そのほか⑤の離職防止や⑥のメンタル不調者の早期発見にもAIが活用されている。離職防止にAIを活用している医療・介護サービス会社の人事部長はこう語る。
「介護職員の1年以内の離職率が異常に高く、経営トップから調査して離職率を抑えろと命じられた。そこでAI関連の事業者と相談し、500人の新入社員が毎日記録している日誌をAIに読み込ませ、離職可能性が高い人はアラートが出るようにした。アラートが出た人に対し、個別にいろんな悩みなどを含めた面談を実施した。その結果、短期の離職率が2割減るという効果も生まれている」
対象者に思いもよらないリスクが生じる可能性
こうした人事データを活用した一連のAI分析は、人的労力などのコストの削減と業務のスピードアップによる効率化、何より“正しい答え”を導き出してくれるメリットをもたらす。しかし、そのデータ元が学生や求職者、従業員の個人情報であること、そして“正しい答え”というものはなく、あくまで確率論にすぎないことに注意が必要だ。予測結果に誤差が入り込む可能性があり、対象となる個人に冒頭で述べたような不当な差別など不利益を与えるリスクもある。
人事データの活用に詳しいリクルートマネジメントソリューションズHR Analytics&Technology Labの入江崇介所長はこう指摘する。

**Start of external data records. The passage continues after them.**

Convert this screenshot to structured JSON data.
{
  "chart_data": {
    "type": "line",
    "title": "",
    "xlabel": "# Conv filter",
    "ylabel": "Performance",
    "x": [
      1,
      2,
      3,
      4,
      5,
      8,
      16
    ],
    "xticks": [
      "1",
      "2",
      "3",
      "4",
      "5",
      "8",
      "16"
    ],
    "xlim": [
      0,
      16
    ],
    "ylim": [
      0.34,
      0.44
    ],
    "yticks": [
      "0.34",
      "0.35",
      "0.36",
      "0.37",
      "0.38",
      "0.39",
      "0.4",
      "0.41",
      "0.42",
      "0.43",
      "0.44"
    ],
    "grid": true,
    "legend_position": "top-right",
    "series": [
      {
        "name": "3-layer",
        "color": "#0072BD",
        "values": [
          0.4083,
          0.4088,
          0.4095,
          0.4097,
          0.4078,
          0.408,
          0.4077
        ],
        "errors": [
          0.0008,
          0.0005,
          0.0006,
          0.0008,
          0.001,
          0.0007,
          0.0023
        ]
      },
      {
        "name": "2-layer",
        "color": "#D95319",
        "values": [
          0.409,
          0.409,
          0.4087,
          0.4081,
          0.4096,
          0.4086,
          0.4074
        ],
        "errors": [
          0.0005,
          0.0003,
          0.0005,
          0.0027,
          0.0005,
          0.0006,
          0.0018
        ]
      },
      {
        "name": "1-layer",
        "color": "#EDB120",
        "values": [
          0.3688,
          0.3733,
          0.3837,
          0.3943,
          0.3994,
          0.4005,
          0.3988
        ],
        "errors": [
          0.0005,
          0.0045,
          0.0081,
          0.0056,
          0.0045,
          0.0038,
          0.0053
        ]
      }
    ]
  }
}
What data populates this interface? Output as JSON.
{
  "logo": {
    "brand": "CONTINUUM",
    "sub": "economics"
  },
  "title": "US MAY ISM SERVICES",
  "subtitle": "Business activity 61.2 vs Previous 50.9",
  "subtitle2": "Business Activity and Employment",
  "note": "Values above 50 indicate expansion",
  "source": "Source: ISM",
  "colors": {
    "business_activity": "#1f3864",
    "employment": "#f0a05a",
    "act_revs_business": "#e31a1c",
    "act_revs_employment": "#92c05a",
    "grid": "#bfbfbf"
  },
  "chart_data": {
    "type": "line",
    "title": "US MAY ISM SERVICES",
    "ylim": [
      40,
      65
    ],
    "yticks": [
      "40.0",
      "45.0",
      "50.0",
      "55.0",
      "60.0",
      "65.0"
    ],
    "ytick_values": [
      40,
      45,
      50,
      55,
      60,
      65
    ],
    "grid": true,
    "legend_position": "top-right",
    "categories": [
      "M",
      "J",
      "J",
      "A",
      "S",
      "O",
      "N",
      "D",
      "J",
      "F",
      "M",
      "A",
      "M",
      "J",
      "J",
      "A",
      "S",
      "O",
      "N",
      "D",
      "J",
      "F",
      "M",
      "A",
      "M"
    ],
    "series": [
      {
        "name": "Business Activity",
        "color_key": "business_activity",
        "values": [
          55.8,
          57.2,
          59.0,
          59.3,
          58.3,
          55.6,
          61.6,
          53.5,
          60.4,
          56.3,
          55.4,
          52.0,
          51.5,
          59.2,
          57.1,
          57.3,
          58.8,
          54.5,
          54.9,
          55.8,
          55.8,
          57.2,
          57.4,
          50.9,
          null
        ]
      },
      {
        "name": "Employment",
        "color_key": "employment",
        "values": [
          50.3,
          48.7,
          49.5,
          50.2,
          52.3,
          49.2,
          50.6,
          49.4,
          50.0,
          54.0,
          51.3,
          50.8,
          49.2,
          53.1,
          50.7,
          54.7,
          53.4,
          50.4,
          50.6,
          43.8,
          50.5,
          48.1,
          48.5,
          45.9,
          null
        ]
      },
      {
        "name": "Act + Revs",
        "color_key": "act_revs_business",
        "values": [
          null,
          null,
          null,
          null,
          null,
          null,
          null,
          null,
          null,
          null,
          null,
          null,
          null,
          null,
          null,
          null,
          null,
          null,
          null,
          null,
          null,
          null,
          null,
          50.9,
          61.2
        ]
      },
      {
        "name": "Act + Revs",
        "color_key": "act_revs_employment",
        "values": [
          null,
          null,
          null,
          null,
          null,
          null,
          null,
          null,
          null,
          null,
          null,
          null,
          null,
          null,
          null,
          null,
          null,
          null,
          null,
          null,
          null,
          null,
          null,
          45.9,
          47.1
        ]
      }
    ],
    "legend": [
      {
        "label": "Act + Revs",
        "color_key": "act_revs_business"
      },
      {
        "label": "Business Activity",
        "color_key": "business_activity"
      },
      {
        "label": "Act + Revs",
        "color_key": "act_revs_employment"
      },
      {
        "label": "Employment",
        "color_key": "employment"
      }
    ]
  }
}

「AIの機械学習では過去のデータを使う。そこにバイアスがあると、バイアスにもとづく学習が行われ、採用や登用の選抜基準などで従業員など対象者に思いもよらないリスクが生じることもある。不利益が起きないようにするには、目的を偽って情報を収集しないように透明性のある適正な手続きを踏む、バイアスの問題があるかどうかを確認するなどリスクをしっかりと理解して運用する必要がある」
また、入江氏の編著『人事データ活用の実践ハンドブック』(中央経済社)でも「もともと男性が多い職場での活躍予測を行った際に、『活躍可能性は、男性の方が高く、女性の方が低い』という結果が得られることが起こり得る。学習データにおけるマイノリティに不利な予測が繰り返される可能性がある」と述べている。